OP: “Imawa no Shinigami (今際の死神)” by Megumi Hayashibara
I’m not sure I can ever remember a season where the gap from the best series to the rest of the field was as wide as it is in Winter 2017. We’ve seen pretty much everything premiere except the second season of Rewrite, and while there are a few intriguing prospects, and Yowamushi Pedal continues to be a treasure, Shouwa Genroku Rakugo Shinjuu: Sukeroku Futatabi-hen just stands head and shoulders above everything else. This kind of subtlety, depth and directorial brilliance would be something to savor in any season – in this one it’s a veritable Godsend.
This week starts (literally – no cold open) with the new OP, again written by Ringo Sheena and stunningly performed by Hayashibara Megumi (Miyokichi). If one tends to believe OPs can be spoilery the symbolism in this one is as subtle as a boot to the jaw, but that aside it’s a stunner – Omata Shinichi’s (I assume it’s his work) work a real thing of beauty. It’s an unsettling and bleak mural of scenes from the subconscious of Shouwa Rakugo, and as the narrative starts the story very much reflects that. This series is in a pretty dark place right now, even by its own lofty standards.
It’s clear that all the major characters are somewhat lost at this point in the story, and I include rakugo itself in that because it’s very much a character in this show as well. Yotarou is struggling to bear a weight he really wasn’t prepared to carry, despite his cheerful bravado. He’s expected to be the savior of rakugo while at the same time trying to survive his “trial run” as husband-provider for Konatsu and the baby. That would be burden enough, but Yotarou is still a babe in rakugo terms – he’s got to try and find his own voice in the art of storytelling, and that’s easier said than done.
Complicating all this is the media frenzy (in truth I’m not sure you could muster a media frenzy over rakugo today) over Yotarou’s Yakuza past. To his credit he’s never tried to hide it, but the stigma attached to that tattoo on his back and what it represents in a conservative country is hard to overstate (especially in an ultra-traditional subset of it, the rakugo community). He’s struggling to draw big crowds, and not just because of the rumors – he’s also struggling as a performer, clearly trying too hard.
Adding insult to injury is the return of Amaken – which of course means the blissful return of the great Yamaguchi Kappei. Amaken seems to delight in rubbing salt in the new Sukeroku’s wounds, and as a rakugo commentator in the press he’s in a position to do serious damage. He is right, though, that Yotarou is in a real bind – caught between the rakugo of his namesake and his mentor. It is indeed the dilemma of a student of a great master – imitation carries one only so far, and now the young Sukeroku has to find his own rakugo. But his confidence is shattered and his mind is scattered, and it even manifests on stage – in trembling, fidgeting, fast-talking and even a desperation strip to the waist to show off his carp.

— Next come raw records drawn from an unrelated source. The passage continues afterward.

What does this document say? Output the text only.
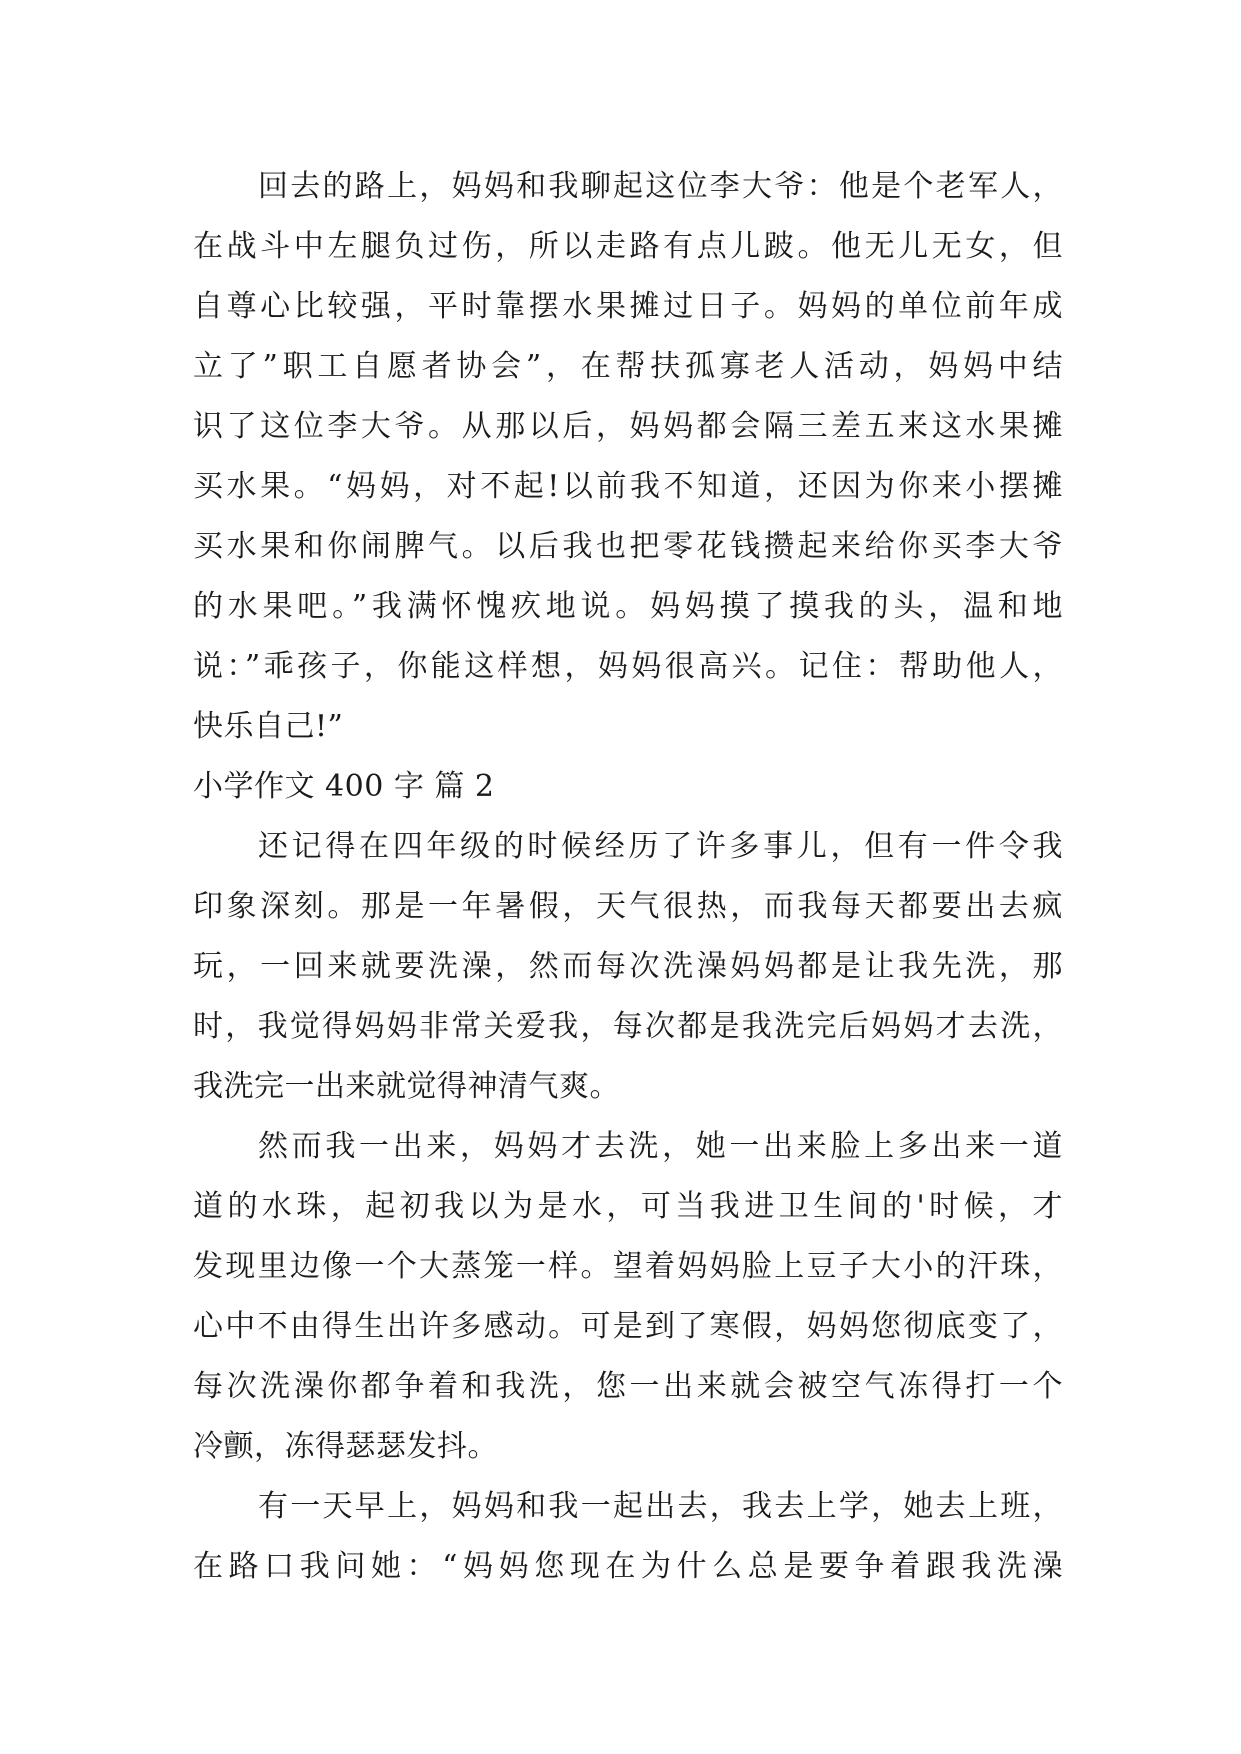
回去的路上，妈妈和我聊起这位李大爷：他是个老军人，
在战斗中左腿负过伤，所以走路有点儿跛。他无儿无女，但
自尊心比较强，平时靠摆水果摊过日子。妈妈的单位前年成
立了”职工自愿者协会”，在帮扶孤寡老人活动，妈妈中结
识了这位李大爷。从那以后，妈妈都会隔三差五来这水果摊
买水果。“妈妈，对不起!以前我不知道，还因为你来小摆摊
买水果和你闹脾气。以后我也把零花钱攒起来给你买李大爷
的水果吧。”我满怀愧疚地说。妈妈摸了摸我的头，温和地
说：”乖孩子，你能这样想，妈妈很高兴。记住：帮助他人，
快乐自己!”
小学作文 400 字 篇 2
还记得在四年级的时候经历了许多事儿，但有一件令我
印象深刻。那是一年暑假，天气很热，而我每天都要出去疯
玩，一回来就要洗澡，然而每次洗澡妈妈都是让我先洗，那
时，我觉得妈妈非常关爱我，每次都是我洗完后妈妈才去洗，
我洗完一出来就觉得神清气爽。
然而我一出来，妈妈才去洗，她一出来脸上多出来一道
道的水珠，起初我以为是水，可当我进卫生间的'时候，才
发现里边像一个大蒸笼一样。望着妈妈脸上豆子大小的汗珠，
心中不由得生出许多感动。可是到了寒假，妈妈您彻底变了，
每次洗澡你都争着和我洗，您一出来就会被空气冻得打一个
冷颤，冻得瑟瑟发抖。
有一天早上，妈妈和我一起出去，我去上学，她去上班，
在路口我问她：“妈妈您现在为什么总是要争着跟我洗澡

Meanwhile, Konatsu is groaning under the weight of her own burden – motherhood without an actual husband, lingering resentment towards Yakumo, uncertainty about Yotarou. For his part Yakumo is struggling under the greatest burdens of all – encroaching old age and a weariness of life itself. He’s not kidding when he says he’s been waiting for Konatsu to follow through on her threat to kill him – no matter how much she blames him for the death of her parents, Yakumo surely blames himself more. He’s cut back on his duties as president of the rakugo association, betraying perhaps that there may be some truth to Hii-kun’s claim that Yakumo intends to take rakugo to the grave with him. And his lessened duties have not relieved his stress, as he’s now at home more to deal with Konatsu and her baby boy.
Of all the relationships among the living in Showa Genroku, that between Yakumo and Konatsu may be the most complex. The opposite of love is not hate but indifference, and there’s much passion in both. Konatsu admires the old man’s rakugo (she states her horror at the idea her son would never see Yakumo perform as her reason to spare him) , and surely feels conflicted emotions about the man himself – he raised her, after all. Somehow, miraculously, the little boy himself possesses a bright and happy temperament – he might perhaps be the key to unlocking everyone’s heart, in the end. Whoever his father is the boy has both the face and personality of his grandfather – and if there’s anything Konatsu and Yakumo agree on it’s their love for him. As with rakugo, though, we’re left with the question – just where does Yotarou fit in?